Selanjutnya, hubungannya dengan PTN-BH, telah dijelaskan diatas bahwa
PTN yang telah PTN-BH berhak untuk menentukan sendiri besaran biaya yang
ditanggung oleh mahasiswanya. Maka, PTN-BH tentu bisa mengatur jumlah besaran
UKT tersebut sesuai dengan keadaan mahasiswa dan kebutuhan pembiayaan
operasional PTN.
Namun, apakah benar dengan sistem UKT, besaran biaya pendidikan yang
dibayar mahasiswa akan semakin murah??? Apalagi dengan sistem PTN-BH dimana
kampus dituntut untuk mendapat sumber pendanaan sendiri???

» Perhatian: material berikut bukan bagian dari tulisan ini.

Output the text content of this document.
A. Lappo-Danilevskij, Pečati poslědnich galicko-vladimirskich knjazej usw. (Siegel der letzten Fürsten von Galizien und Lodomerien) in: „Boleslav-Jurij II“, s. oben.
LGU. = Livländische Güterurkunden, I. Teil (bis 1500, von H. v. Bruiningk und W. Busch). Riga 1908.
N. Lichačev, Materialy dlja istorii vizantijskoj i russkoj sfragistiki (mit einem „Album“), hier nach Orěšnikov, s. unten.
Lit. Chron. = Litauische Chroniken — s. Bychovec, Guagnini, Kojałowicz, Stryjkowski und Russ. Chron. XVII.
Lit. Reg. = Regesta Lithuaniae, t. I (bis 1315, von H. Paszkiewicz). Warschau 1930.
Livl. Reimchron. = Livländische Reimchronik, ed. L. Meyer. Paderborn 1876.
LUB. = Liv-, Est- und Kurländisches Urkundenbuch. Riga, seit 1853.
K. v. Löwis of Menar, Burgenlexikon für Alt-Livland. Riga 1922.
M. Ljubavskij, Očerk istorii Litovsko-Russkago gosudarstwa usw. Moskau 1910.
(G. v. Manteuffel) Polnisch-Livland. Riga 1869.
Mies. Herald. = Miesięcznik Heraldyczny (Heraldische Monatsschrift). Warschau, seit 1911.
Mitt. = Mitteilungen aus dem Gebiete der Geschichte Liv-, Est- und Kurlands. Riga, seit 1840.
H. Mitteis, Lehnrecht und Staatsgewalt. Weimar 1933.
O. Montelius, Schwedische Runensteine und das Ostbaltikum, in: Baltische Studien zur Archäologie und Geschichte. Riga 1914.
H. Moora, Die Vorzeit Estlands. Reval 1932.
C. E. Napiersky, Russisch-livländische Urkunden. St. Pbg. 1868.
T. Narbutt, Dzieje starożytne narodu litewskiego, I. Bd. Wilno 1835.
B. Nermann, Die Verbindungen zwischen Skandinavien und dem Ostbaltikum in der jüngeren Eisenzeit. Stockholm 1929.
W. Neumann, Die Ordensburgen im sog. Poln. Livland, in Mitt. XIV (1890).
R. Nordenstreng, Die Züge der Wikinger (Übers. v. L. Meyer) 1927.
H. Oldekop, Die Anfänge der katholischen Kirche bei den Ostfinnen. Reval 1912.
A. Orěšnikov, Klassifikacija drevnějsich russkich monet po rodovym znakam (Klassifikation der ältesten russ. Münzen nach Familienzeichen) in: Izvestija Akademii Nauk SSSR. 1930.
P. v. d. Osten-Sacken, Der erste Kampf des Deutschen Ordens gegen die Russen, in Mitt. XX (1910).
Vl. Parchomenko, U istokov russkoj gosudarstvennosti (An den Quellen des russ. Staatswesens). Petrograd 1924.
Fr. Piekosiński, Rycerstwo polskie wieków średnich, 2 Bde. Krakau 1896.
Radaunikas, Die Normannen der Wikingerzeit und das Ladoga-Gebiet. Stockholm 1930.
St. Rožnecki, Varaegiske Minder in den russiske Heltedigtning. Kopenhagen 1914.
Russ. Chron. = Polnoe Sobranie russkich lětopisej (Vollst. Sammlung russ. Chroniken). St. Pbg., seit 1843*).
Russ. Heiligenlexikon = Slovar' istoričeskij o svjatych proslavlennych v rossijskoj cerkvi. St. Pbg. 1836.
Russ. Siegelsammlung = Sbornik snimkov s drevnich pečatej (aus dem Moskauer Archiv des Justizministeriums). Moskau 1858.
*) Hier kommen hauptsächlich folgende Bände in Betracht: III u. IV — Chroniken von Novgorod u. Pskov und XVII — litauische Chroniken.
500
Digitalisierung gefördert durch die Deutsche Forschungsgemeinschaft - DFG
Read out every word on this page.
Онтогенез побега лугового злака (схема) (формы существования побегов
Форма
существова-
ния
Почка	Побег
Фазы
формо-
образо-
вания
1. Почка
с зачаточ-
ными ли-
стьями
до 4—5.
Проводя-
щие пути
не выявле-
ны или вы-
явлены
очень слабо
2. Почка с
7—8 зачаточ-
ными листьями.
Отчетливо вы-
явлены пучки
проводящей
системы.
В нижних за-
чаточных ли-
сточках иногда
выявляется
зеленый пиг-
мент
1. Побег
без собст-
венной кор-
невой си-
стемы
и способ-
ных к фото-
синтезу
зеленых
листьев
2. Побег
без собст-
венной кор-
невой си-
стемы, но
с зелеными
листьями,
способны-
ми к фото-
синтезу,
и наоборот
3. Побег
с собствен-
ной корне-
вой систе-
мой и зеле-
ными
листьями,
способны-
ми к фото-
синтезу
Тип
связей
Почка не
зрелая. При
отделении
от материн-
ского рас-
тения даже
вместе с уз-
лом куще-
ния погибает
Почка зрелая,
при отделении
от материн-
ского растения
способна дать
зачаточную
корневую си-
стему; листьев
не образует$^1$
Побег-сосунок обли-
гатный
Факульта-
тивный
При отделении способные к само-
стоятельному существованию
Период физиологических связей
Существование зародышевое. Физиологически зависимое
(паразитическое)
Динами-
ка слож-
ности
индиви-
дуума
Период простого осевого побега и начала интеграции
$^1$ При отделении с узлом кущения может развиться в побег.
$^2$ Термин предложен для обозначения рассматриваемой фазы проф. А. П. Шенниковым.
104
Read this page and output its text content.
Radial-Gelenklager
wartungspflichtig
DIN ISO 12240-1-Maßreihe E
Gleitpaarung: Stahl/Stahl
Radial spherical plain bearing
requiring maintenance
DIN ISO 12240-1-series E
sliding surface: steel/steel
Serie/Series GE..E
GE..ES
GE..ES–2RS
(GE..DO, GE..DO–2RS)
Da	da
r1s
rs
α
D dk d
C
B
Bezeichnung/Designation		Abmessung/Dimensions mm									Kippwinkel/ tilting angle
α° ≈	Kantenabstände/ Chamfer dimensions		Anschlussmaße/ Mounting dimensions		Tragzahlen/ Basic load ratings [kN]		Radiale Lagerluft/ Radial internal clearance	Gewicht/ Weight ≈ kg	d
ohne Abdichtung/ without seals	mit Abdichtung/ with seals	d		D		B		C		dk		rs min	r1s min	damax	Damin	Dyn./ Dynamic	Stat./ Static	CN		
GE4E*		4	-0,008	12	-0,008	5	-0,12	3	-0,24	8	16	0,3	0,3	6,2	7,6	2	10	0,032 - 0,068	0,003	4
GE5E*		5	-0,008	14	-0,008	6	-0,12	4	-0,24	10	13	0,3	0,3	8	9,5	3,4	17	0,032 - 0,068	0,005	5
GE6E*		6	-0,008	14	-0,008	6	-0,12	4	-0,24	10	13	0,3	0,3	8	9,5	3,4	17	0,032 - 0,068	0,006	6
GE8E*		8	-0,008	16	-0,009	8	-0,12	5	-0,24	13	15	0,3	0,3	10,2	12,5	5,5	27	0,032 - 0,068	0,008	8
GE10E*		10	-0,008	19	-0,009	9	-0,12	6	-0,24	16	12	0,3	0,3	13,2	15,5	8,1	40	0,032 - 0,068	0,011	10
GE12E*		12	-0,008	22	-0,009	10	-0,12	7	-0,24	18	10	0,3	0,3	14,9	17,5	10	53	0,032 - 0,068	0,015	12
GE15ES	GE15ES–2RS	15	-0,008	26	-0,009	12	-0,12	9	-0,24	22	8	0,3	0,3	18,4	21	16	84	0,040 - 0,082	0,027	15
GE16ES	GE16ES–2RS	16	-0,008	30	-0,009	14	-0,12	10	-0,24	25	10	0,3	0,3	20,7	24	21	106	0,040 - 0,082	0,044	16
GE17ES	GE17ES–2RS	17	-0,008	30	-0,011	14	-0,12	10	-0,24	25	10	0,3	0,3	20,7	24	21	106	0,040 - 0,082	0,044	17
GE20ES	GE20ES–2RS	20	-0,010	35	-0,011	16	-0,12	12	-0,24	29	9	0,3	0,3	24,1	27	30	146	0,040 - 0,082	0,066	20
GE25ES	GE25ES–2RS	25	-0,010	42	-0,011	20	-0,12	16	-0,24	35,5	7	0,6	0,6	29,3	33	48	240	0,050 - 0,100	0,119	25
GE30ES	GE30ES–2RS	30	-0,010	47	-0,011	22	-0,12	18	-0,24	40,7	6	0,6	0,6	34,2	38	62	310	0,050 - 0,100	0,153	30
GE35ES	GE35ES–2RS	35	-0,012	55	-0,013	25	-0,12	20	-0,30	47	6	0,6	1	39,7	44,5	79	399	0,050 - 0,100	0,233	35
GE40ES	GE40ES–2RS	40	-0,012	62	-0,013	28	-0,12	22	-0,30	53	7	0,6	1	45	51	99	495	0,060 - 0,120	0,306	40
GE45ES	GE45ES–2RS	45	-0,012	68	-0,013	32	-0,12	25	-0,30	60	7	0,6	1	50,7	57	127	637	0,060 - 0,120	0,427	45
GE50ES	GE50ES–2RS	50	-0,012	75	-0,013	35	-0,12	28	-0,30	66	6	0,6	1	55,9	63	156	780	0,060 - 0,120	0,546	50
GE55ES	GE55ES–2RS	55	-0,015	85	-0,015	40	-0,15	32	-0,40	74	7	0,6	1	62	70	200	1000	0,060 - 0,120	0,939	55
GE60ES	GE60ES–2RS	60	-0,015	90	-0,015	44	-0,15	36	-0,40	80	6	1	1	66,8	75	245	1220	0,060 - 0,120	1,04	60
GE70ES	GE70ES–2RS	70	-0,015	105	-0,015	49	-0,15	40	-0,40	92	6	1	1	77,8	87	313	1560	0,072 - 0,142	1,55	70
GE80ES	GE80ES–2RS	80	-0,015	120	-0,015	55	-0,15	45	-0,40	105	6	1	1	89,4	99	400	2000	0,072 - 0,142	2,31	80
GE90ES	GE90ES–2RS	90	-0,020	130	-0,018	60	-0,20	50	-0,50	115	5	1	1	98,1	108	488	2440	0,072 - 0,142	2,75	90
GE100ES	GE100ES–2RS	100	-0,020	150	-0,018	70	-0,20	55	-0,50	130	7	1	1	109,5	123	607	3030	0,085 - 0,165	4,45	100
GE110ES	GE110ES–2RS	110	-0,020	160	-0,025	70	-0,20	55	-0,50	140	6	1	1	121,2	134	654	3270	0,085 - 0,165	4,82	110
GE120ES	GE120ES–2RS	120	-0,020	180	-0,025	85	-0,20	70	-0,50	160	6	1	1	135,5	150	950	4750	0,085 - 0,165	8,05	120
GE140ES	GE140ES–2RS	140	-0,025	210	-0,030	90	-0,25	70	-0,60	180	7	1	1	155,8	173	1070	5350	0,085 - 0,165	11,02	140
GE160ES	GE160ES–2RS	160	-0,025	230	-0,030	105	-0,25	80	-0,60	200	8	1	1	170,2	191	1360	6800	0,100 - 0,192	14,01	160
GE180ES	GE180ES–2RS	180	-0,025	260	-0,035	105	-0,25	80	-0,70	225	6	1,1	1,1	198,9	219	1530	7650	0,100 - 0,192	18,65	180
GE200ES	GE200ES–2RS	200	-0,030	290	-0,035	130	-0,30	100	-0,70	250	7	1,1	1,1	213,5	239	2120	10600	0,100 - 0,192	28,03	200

Mari kita lihat skema dibawah:
Diatas adalah skema sumber pendanaan yang diperoleh oleh kampus. Kemudian,
mari kita kembali ke pertanyaan, apakah UKT akan memurahkan atau malah memahalkan
biaya pendidikan. Mari kita lihat data UKT yang untuk mahasiswa MIPA Unhas
angkatan 2013:
Sumber: data dept. Riset,
Penelitan, dan Pengembangan BEM FMIPA Unhas 2013/2014
Selanjutnya, menurut pemerintah provinsi SULSEL, Upah Minimal Provinsi
SULSEL adalah sebesar Rp 1,8 Juta/bulan. Jika coba kita perbandingkan, jumlah
iuran yang dibayar untuk UKT tidak bisa kita katakan murah dengan mencoba memperbandingkan UMP dan SPP yang ditanggung
mahasiswa. Biaya yang diatas masih berupa biaya khusus untuk pendidikan, belum
lagi biaya kebutuhan hidup sehari-hari.
Tapikan ada subsidi silang..??
Mungkin demikian pembenaran selanjutnya. Mari kita lihat data persebaran
kelompok UKT MIPA Unhas 2013:
Sumber: data dept. Riset,
Penelitan, dan Pengembangan BEM FMIPA Unhas 2013/2014
Berdasar perhitungan pihak birokrasi, standar biaya minimal yang harus
ditanggung oleh mahasiswa di Unhas adalah Rp 750.000 (menurut hasil wawancara
pihak BEM FMIPA Unhas). Sementara, logika dalam subsidi silang adalah mereka
yang membayar dibawah standar akan disubsidi oleh mereka yang diatas standar. Melihat
data diatas, tidak ada satu pun mahasiswa
yang membayar dibawah standar, yang ada
itu yang membayar diatas standar!!! Berdasar dari hitung-hitung kasar dari data
diatas dari MIPA Unhas saja, bisa ditemui angka Rp 147.500.000/semester sebagai
nilai plus dari UKT.
Apakah ini untuk mempermurah biaya pendidikan dan memperbesar peluang kuliah atau malah
ajang nyari untung??
Selanjutnya, asumsi bahwa dengan PTN-BH biaya kuliah yang ditanggung
mahasiswa akan ditekan.
Apakah benar??? Berdasar hal yang telah kita bahas diatas, dengan
PTN-BH kampus diwajibkan untuk mencari dana sendiri dan APBN dan APBD akan
ditekan. Mari kita coba pikir-pikir sederhana kasus dibawah ini:
Ditengah kebutuhan pembiayaan
kampus yang tetap bahkan meningkat setiap tahun, subsidi terhadap kampus
dikurangi, kira-kira, dari mana kemungkinan besar kampus akan mencari sumber
pendapatan utama??
Hanya ada tida kemungkinan besar:
- investasi
- badan
usaha milik kampus
- MAHASISWA
Secara logika sederhana, bisa kita katakan kemungkinan kenaikan SPP
sebenarnya lebih besar dari pada kemungkinan turunya!!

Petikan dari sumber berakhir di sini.